1. Field of the Invention
The present invention relates to an image forming apparatus. More particularly, the present invention relates to a method for controlling an image forming apparatus having a density sensor for measuring developer density of an image formed on an image carrier during the driving of the image forming apparatus.
2. Description of the Related Art
An image forming apparatus is an electric device for printing images on a recording medium. Generally, a copier, a printer, a multifunctional device, and a facsimile are included in the image forming apparatus. The image forming apparatus is classified into an inkjet type image forming apparatus and an electro-photographic process image forming apparatus based on the method used for recording an image on the recording medium. The electro-photographic process image forming apparatus records an image on the recording medium by using a developing unit, and then firmly fixes the recorded image on the recording medium by pressing the recording medium with the recorded image at a high temperature.
FIG. 1 is a diagram illustrating a conventional developing unit of a laser beam printer which is capable of printing multi-color images.

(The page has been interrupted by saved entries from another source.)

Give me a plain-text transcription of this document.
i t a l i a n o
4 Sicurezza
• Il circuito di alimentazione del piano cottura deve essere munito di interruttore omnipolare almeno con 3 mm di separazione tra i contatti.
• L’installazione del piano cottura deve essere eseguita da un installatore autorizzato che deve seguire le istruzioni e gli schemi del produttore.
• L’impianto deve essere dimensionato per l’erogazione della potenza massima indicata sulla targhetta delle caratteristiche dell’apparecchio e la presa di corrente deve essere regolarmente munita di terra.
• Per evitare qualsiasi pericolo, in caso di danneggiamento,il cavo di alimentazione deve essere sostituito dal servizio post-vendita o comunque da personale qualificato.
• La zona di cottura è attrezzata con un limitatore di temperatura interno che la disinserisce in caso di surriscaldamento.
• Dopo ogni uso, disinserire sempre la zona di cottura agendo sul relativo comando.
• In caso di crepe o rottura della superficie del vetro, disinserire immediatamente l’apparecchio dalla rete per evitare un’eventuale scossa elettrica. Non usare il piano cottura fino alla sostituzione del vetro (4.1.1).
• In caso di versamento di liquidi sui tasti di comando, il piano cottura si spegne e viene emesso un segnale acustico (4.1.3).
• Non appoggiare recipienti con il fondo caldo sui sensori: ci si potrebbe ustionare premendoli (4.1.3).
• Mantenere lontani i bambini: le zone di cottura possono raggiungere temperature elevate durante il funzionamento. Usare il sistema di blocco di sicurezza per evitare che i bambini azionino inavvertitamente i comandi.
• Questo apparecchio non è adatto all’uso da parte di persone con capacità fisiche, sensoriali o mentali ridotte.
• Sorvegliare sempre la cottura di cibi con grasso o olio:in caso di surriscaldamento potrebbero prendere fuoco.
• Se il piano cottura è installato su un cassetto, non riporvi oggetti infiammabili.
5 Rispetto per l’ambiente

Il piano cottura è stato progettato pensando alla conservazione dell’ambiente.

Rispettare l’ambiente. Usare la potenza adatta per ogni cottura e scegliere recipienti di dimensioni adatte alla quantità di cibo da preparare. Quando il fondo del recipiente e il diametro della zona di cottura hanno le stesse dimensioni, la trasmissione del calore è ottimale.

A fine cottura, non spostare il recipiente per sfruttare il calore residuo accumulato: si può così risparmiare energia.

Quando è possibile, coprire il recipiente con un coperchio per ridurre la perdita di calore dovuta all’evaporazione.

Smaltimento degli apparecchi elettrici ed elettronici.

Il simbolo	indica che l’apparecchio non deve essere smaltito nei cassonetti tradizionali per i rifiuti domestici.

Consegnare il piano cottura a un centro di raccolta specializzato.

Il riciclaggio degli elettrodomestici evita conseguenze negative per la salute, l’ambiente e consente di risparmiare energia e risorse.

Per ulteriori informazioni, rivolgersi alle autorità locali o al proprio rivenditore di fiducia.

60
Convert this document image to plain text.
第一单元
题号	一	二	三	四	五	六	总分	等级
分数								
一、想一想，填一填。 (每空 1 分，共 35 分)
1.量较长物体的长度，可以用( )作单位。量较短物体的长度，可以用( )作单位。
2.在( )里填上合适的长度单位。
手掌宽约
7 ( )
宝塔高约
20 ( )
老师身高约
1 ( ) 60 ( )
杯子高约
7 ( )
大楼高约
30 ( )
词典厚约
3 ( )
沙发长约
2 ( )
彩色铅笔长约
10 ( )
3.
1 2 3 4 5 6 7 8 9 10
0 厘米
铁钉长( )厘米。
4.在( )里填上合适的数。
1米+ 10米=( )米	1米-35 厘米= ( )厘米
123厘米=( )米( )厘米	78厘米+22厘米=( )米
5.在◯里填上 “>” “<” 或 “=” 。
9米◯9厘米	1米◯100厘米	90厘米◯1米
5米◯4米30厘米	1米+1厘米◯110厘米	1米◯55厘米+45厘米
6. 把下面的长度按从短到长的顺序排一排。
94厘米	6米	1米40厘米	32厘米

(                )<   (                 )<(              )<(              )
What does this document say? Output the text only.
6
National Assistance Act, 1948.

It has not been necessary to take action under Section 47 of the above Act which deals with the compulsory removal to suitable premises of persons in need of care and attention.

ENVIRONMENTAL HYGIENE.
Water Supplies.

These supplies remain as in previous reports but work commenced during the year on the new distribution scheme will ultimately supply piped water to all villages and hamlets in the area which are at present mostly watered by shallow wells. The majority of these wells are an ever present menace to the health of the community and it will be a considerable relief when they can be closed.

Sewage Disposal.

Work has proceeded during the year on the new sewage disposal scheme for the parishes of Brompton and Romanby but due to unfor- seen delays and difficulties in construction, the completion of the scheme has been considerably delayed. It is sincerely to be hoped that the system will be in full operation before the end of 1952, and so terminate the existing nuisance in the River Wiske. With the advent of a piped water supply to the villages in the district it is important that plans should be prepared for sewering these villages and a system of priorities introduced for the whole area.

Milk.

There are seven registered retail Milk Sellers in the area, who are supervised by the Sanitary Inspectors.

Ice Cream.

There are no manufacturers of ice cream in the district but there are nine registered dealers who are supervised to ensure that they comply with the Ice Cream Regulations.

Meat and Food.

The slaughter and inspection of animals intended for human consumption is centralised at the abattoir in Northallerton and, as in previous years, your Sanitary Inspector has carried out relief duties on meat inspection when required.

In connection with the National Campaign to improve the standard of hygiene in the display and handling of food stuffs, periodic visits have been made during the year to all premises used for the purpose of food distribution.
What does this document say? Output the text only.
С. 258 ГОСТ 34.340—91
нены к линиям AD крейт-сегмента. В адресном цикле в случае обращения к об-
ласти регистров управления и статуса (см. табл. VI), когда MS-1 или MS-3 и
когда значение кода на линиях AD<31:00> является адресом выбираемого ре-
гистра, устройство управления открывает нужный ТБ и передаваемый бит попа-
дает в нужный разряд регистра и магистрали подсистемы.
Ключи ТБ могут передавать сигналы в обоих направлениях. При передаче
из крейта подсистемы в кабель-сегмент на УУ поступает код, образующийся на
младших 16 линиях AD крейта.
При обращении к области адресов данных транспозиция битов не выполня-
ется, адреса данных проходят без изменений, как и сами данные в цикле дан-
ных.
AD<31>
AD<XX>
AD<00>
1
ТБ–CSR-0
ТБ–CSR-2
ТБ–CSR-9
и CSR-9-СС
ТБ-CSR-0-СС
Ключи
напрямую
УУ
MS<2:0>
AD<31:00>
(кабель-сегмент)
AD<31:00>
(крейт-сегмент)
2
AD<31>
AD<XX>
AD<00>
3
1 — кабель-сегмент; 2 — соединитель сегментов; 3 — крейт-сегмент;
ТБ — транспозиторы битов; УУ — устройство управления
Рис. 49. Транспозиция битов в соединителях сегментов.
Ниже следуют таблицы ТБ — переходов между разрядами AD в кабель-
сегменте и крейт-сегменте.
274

Referring to FIG. 1, the conventional developing unit 10 includes an image carrier 11, an optical beam scanning means 13 for forming a latent image by irradiating an optical beam on the image carrier 11, at least one or more developer carriers 12 for applying the developer based on the latent image formed on the image carrier 11, and transferring units 16 and 17 for transferring the image formed on the image carrier 11 onto the recording medium. The image carrier 11 can be implemented as a belt type or as a roller type as shown in FIG. 1. As an example, the transferring unit 17 is provided as an intermediate transfer belt (ITB) that is used in the developing unit of the image forming apparatus having a plurality of developer carriers 12 for printing images.
The developing unit 10 needs to control the amount of developer (Toner Area Coverage, or TAC) applied for forming images on a surface of the image carrier 11 in order to manage a quality of printing. Accordingly, the developing unit 10 includes a color toner density sensor (CTD sensor) 15 for measuring developer density of the image formed on the surface of the image carrier 11.
Generally, an optical sensor is used as the CTD sensor 15. The optical sensor outputs a varied level of signals according to the amount of reflected light from the image carrier 11. The optical sensor 15 includes a light source for irradiating a predetermined amount of light to the image carrier 11, and a light receiving unit for measuring an amount of light reflected from the image carrier 11.
For accurately measuring the developer density of the image carrier 11 during the driving of the image forming apparatus, a reference value for comparing a developer density of an object image during the driving of the image forming apparatus must be accurately setup.
However, the sensitivity of a conventional CTD sensor 15 may be easily varied according to changes in the printing environment, such as by the replacement of the image carrier and the aging of the image carrier. That is, the density sensor 15 is very sensitive to the changes in the printing environment. The above problems of the conventional CTD sensor 15 may cause inaccurate references to be setup for comparisons. Accordingly, the developer density of the image may not be accurately controlled, and allow the quality of printing images to degrade. Also, the image forming apparatus may be suddenly stopped by such an error in the CTD sensor 15. For overcoming the above problems, various conventional methods have been introduced for correcting the sensitivity of the CTD sensor 15 in response to changes in the printing environment. However, none of the introduced conventional methods can fully correct the sensitivity problems of the CTD sensor 15.
Accordingly, a need exists for a system and method for accurately correcting the sensitivity of the CTD sensor 15 in response to various driving environments of the image forming apparatus.